Samsung Display would not be bothered if you pound away at this panel, and go ahead, drop it till the cows come home, because they are rather confident about their new claim. They have come up with an unbreakable panel for a phone, a tablet, or for that matter a console for—you name it—cars, military mobile devices, portable game consoles.
Datelined Seoul, the announcement was issued by Samsung Display on Thursday. How unbreakable?
Paul Lilly, HotHardware, reported that the Underwriters Laboratories went ahead to certify the screen. That is notable, since the UL is an official testing company for OSHA, the Occupational Safety and Health Administration of the US Department of Labor.
No glass casing here, Lilly reported. This is a story of plastic, claimed to be similar to glass, to cover an OLED panel. Why not glass? Samsung said, "Current-generation flexible display products attach a glass-covered window to their display that often breaks when severely impacted."
"The fortified plastic window is especially suitable for portable electronic devices not only because of its unbreakable characteristics, but also because of its lightweight, transmissivity and hardness, which are all very similar to glass," said Hojung Kim, general manager of the Communication Team, Samsung Display Company, in the news release.
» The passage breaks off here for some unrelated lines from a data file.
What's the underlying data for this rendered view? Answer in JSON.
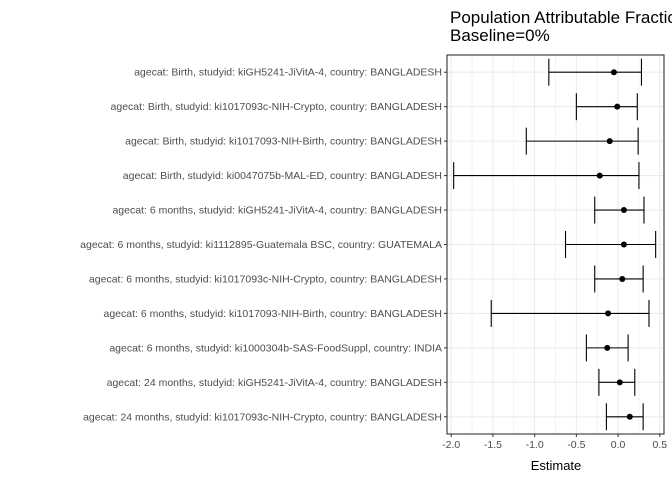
{
  "chart_data": {
    "type": "forest",
    "title_lines": [
      "Population Attributable Fraction",
      "Baseline=0%"
    ],
    "xlabel": "Estimate",
    "xlim": [
      -2.05,
      0.55
    ],
    "x_ticks": [
      -2.0,
      -1.5,
      -1.0,
      -0.5,
      0.0,
      0.5
    ],
    "x_tick_labels": [
      "-2.0",
      "-1.5",
      "-1.0",
      "-0.5",
      "0.0",
      "0.5"
    ],
    "grid": true,
    "colors": {
      "background": "#ffffff",
      "grid": "#ebebeb",
      "border": "#333333",
      "marks": "#000000"
    },
    "rows": [
      {
        "label": "agecat: Birth, studyid: kiGH5241-JiVitA-4, country: BANGLADESH",
        "estimate": -0.05,
        "lower": -0.83,
        "upper": 0.28
      },
      {
        "label": "agecat: Birth, studyid: ki1017093c-NIH-Crypto, country: BANGLADESH",
        "estimate": -0.01,
        "lower": -0.5,
        "upper": 0.23
      },
      {
        "label": "agecat: Birth, studyid: ki1017093-NIH-Birth, country: BANGLADESH",
        "estimate": -0.1,
        "lower": -1.1,
        "upper": 0.24
      },
      {
        "label": "agecat: Birth, studyid: ki0047075b-MAL-ED, country: BANGLADESH",
        "estimate": -0.22,
        "lower": -1.97,
        "upper": 0.25
      },
      {
        "label": "agecat: 6 months, studyid: kiGH5241-JiVitA-4, country: BANGLADESH",
        "estimate": 0.07,
        "lower": -0.28,
        "upper": 0.31
      },
      {
        "label": "agecat: 6 months, studyid: ki1112895-Guatemala BSC, country: GUATEMALA",
        "estimate": 0.07,
        "lower": -0.63,
        "upper": 0.45
      },
      {
        "label": "agecat: 6 months, studyid: ki1017093c-NIH-Crypto, country: BANGLADESH",
        "estimate": 0.05,
        "lower": -0.28,
        "upper": 0.3
      },
      {
        "label": "agecat: 6 months, studyid: ki1017093-NIH-Birth, country: BANGLADESH",
        "estimate": -0.12,
        "lower": -1.52,
        "upper": 0.37
      },
      {
        "label": "agecat: 6 months, studyid: ki1000304b-SAS-FoodSuppl, country: INDIA",
        "estimate": -0.13,
        "lower": -0.38,
        "upper": 0.12
      },
      {
        "label": "agecat: 24 months, studyid: kiGH5241-JiVitA-4, country: BANGLADESH",
        "estimate": 0.02,
        "lower": -0.23,
        "upper": 0.2
      },
      {
        "label": "agecat: 24 months, studyid: ki1017093c-NIH-Crypto, country: BANGLADESH",
        "estimate": 0.14,
        "lower": -0.14,
        "upper": 0.3
      }
    ]
  }
}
Tyler Lee in Ubergizmo: "If there is a weak point on most smartphones, it would be the display as this is generally made from glass." At the end of the day, said Lee, glass is glass— a phone falling at the wrong angle could end up in your display cracking.
Samsung Display said it developed the panel "with an unbreakable substrate and an overlay window securely adhered to it."
The point is not lost on tech watchers reacting to the announcement that flexible displays are as much the story as unbreakable displays. CNET has its eyes on the first truly foldable handset—which "could be around the corner."
Steven Musil wrote that "Samsung is widely expected to release a device that will be a truly foldable phone with one flexible OLED display and no hinge."
Here is how the UL testing went down, as reported by Lilly.
The display survived 26 successive drop tests from 4 feet above the ground. But UL got even more ambitious in seeing if the display could survive drops. The display was dropped from 6 feet above ground, higher than the US military standard, and it survived.
Another trial involved temperatures. Extreme temperature fluctuations from -32C (-25.6F) to 71C (159.8F) did not bring it down, as it continued functioning normally— no damage to front, sides or edges.
Predictably, the announcement had tech watching sites guessing at the likelihood of seeing these unbreakable covers in stores any time soon.
No official dates were publicized as to when Samsung or its display customers will use the technology. Fingas remarked that "Samsung will offer its panel for use in devices like phones, cars, game consoles, tablets and 'mobile military devices,' but that's contingent on both Samsung itself and partners lining up."